Shigeru Miyamoto, che supervisionava il progetto, si assicurò che fosse pensato anche per i giocatori meno esperti, passando la patata bollente a Intelligent Systems, che ebbe la folle idea di trasformare l'intero universo di Mario in una sorta di libro pop-up, affidandosi alla direzione artistica di Naohiko Aoyama. Il contesto è completamente folle, naturalmente, ma fedele allo spirito della serie originale, con Bowser come antagonista e quella cretina della principessa Peach che si fa rapire come al solito. A metà tra un action-adventure e un RPG, con un pizzico di platforming che non guasta mai, Paper Mario è un ibrido che convince subito i giocatori, riscuotendo un ottimo successo grazie all'originalità del gameplay e alle assurde e comiche trovate degli sceneggiatori. Le battaglie a turni richiedono l'intervento manuale del giocatore perché le azioni di Mario siano più efficaci, prendendo le distanze dai tipici jRPG a turni in cui si seleziona un comando e si aspetta passivamente che venga compiuto. Il franchise conta tre sequel: Il Portale Millenario esce per GameCube nel 2004; Super Paper Mario fa capolino nel 2007 per Wii; infine, Paper Mario: Sticker Star esce su Nintendo 3DS sul finire del 2012.

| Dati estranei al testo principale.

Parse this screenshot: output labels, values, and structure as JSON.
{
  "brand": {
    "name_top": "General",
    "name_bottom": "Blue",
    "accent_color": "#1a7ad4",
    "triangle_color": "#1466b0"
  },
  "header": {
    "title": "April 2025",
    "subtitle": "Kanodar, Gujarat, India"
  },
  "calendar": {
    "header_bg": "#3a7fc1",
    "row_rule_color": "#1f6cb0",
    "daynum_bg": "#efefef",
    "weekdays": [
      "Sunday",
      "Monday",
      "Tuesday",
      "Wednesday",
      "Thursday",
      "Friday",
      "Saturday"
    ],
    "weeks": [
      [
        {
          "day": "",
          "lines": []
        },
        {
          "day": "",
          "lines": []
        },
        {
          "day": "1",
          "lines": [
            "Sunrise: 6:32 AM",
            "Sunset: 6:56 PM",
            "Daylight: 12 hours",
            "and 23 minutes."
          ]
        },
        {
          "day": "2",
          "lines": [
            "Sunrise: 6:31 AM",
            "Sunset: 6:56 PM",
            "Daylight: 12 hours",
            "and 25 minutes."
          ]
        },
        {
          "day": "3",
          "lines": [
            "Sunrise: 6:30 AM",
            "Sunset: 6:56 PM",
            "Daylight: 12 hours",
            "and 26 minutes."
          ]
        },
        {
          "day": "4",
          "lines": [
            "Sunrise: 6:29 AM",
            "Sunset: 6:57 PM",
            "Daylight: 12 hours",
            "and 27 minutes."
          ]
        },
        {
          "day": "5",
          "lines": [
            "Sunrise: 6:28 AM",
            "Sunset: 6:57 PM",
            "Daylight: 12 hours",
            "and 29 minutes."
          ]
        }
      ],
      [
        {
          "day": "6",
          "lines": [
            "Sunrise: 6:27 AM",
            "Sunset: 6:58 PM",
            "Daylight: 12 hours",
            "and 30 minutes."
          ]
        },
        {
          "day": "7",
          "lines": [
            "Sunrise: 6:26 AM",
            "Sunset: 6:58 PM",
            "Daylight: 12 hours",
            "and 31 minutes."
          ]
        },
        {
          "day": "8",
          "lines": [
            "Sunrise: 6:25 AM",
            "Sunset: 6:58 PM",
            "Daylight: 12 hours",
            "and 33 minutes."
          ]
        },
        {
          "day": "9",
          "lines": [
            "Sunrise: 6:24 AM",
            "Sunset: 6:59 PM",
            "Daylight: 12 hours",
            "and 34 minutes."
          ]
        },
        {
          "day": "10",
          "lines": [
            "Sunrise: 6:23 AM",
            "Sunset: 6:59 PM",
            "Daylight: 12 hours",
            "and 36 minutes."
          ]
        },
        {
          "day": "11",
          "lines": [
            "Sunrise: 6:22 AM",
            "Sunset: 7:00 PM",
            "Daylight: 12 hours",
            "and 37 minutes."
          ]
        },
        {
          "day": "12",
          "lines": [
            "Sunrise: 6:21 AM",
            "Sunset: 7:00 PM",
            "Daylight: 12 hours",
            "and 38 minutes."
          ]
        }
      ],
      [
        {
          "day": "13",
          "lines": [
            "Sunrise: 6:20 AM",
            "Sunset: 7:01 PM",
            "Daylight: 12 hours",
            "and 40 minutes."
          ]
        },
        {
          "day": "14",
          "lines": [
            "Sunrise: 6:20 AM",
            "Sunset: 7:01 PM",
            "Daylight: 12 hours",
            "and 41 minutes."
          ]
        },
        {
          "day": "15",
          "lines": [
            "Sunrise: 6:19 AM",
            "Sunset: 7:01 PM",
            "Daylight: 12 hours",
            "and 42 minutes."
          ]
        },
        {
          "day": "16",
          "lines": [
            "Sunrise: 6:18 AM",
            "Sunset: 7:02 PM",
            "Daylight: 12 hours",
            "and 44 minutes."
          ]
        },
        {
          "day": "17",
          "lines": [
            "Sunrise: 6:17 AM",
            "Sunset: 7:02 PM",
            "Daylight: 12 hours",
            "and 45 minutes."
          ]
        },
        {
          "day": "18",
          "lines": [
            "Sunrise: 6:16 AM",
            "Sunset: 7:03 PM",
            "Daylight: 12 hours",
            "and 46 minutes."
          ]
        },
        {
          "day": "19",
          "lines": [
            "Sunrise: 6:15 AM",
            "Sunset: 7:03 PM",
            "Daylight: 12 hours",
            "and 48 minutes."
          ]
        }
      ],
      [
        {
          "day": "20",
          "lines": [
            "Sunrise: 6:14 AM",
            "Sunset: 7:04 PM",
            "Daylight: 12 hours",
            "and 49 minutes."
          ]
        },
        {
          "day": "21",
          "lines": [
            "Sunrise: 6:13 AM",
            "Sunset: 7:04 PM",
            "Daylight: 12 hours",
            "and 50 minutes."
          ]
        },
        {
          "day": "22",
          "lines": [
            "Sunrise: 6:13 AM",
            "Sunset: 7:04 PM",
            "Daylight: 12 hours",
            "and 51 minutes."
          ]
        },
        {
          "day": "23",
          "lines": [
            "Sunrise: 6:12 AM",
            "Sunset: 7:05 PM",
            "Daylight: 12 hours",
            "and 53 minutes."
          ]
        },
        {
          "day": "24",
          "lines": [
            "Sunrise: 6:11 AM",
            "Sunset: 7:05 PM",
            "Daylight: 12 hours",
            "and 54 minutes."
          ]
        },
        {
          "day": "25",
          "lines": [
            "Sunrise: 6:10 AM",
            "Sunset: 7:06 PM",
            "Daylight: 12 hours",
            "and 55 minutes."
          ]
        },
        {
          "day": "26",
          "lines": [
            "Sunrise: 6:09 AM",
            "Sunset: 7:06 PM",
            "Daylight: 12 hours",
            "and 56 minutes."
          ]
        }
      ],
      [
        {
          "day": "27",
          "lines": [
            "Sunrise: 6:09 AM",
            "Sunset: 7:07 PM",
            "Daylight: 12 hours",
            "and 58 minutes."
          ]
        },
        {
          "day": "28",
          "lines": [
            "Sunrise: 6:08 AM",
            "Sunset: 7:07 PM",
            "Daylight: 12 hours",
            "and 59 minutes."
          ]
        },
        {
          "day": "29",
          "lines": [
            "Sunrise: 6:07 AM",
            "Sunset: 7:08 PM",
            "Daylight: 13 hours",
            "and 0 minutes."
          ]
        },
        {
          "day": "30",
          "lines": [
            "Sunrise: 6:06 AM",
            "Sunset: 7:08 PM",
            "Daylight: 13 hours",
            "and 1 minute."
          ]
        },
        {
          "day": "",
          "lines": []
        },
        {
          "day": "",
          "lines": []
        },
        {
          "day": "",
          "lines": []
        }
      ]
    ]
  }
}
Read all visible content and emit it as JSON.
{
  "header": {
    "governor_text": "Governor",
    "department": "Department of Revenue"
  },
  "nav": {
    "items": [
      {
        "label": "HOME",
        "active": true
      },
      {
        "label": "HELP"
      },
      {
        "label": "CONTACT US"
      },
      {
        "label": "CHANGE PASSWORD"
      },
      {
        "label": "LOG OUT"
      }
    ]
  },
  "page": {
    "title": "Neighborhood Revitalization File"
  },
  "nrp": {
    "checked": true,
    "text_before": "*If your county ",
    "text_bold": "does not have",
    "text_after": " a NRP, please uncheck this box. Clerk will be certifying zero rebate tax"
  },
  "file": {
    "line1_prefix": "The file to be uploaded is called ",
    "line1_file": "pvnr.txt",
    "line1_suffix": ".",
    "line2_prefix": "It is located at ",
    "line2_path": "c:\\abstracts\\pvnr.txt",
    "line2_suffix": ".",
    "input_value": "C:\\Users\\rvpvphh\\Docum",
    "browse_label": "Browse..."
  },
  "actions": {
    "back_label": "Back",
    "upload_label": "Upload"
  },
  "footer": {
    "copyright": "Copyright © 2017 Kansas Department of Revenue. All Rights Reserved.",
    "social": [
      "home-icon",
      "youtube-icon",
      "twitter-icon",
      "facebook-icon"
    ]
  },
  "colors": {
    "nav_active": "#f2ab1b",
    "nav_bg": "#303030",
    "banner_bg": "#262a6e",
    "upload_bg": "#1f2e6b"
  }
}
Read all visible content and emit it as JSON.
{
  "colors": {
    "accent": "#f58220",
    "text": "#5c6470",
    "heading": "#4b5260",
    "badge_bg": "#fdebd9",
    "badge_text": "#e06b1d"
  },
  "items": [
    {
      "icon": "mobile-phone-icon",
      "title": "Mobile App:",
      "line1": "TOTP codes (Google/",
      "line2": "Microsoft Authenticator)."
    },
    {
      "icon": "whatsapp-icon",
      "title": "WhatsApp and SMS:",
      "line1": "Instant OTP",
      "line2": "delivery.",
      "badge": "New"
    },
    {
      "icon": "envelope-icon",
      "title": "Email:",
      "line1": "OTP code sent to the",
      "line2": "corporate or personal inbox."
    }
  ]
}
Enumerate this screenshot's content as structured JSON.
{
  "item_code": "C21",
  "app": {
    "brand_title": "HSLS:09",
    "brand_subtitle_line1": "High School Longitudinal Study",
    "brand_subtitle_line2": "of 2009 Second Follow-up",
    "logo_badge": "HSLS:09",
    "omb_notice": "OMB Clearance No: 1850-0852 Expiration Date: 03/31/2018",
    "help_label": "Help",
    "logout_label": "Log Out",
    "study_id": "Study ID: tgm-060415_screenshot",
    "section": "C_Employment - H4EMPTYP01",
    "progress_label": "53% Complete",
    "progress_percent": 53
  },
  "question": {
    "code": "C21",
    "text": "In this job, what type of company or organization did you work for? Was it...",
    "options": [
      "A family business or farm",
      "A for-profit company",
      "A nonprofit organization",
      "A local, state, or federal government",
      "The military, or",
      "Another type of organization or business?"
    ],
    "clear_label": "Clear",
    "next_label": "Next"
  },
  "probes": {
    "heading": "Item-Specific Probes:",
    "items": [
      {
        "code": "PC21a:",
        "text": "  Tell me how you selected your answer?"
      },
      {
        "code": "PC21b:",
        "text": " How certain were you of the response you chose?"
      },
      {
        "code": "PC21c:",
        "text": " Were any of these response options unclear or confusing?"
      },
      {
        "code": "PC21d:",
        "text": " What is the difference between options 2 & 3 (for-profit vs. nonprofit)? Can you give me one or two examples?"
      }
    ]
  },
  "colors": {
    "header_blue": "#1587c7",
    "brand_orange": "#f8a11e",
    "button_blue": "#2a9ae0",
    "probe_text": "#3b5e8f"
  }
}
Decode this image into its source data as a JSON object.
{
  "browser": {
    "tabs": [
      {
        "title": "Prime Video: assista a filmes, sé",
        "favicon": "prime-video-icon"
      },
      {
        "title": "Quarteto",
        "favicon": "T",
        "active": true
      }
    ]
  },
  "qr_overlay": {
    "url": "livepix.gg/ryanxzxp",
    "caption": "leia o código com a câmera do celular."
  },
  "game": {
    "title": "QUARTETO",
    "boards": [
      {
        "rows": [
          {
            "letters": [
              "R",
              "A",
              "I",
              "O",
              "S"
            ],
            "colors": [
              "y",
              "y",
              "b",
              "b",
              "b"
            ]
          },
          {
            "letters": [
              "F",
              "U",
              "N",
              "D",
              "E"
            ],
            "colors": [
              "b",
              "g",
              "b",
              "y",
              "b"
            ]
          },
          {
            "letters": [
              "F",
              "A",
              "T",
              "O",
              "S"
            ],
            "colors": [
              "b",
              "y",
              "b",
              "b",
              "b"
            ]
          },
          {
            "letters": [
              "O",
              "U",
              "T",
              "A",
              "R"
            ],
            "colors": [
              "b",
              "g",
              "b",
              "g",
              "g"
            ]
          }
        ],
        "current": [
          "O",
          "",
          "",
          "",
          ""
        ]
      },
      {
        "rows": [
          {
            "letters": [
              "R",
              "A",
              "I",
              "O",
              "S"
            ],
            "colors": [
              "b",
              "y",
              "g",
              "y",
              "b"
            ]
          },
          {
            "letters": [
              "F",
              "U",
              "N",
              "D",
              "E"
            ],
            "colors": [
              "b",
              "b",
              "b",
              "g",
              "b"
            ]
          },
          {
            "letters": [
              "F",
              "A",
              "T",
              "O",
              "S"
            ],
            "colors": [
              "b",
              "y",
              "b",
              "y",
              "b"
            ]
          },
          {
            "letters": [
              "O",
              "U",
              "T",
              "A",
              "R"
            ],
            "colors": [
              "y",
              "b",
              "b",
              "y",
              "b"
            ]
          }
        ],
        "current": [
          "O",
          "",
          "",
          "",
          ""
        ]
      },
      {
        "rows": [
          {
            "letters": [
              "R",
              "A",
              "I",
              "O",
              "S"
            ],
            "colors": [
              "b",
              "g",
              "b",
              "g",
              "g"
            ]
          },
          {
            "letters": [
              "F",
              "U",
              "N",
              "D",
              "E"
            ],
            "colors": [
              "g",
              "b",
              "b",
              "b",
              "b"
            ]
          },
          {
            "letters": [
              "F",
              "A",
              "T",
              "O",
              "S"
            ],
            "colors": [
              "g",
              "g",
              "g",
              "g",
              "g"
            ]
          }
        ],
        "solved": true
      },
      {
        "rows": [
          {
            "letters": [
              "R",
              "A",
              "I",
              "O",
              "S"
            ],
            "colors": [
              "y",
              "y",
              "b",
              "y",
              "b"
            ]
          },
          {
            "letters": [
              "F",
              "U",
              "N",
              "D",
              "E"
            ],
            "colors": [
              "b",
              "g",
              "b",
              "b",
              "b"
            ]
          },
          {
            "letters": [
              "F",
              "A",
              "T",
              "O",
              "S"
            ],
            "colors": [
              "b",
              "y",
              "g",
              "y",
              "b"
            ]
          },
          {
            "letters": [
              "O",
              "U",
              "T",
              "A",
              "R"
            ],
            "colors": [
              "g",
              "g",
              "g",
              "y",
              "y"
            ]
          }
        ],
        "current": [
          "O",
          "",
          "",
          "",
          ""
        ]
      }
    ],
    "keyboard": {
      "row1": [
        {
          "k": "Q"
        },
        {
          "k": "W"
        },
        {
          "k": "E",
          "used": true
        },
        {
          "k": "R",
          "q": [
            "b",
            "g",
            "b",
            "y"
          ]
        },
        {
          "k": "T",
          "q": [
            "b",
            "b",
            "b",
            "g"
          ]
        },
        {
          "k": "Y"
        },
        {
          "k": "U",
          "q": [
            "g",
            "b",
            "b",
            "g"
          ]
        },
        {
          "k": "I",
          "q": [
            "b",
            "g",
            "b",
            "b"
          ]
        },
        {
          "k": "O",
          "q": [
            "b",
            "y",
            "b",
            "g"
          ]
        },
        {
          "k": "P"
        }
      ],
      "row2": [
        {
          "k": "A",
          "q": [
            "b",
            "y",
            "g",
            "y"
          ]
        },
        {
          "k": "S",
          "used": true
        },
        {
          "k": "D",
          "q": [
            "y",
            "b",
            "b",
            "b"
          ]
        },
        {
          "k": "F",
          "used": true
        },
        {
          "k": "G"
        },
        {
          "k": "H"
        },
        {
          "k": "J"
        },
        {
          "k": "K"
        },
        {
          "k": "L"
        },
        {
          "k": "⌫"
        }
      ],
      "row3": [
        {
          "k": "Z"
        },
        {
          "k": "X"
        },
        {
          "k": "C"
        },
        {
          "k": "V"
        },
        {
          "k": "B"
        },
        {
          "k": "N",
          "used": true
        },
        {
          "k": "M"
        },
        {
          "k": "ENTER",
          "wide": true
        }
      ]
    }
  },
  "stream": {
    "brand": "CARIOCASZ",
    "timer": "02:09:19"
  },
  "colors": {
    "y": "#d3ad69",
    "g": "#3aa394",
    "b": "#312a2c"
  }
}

Anche la serie WarioWare non nasce a casa Intelligent Systems: è il team R&D1 a firmare i primi due titoli, WarioWare, Inc.: Mega Microgames! per GameBoy Advance e GameCube nel 2003 e WarioWare: Twisted! per GameBoy Advance nel 2004. Il secondo, peraltro, basato su una sorta di sensore rotatorio interno alla cartuccia, non vedrà mai la luce in Europa. È soltanto da WarioWare: Touched! per Nintendo DS, 2004, che Intelligent Systems comincia a occuparsi della serie. I vari WarioWare sono delle compilation di microgiochi dalla grafica essenziale e dalle meccaniche eccezionalmente intuitive: le partite durano pochissimi secondi, perfette per essere fruite da più giocatori o quando si può disporre della console soltanto per pochi minuti a sessione. Seguono quindi WarioWare: Smooth Moves per Wii nel 2006, WarioWare: Snapped! per DSiWare nel 2008, WarioWare D.I.Y. per Nintendo DS nel 2010. Vale la pena sottolineare il fatto che, per ogni nuovo WarioWare lanciato per una nuova console, Intelligent Systems cerca di porre tutta l'enfasi sulle feature salienti dell'hardware di turno; e così, i microgiochi di Touched! si basano sopratutto sul doppio schermo e sul touch screen, mentre quelli di Snapped! approfittano della telecamera integrata nella console e quelli di D.I.Y. si possono addirittura creare e caricare su Internet. WarioWare è, insomma, l'ennesima dimostrazione della poliedricità di Intelligent Systems, probabilmente maturata nel corso della sua ventennale esperienza a braccetto con il più prolifico e fantasioso sviluppatore di videogiochi del mondo.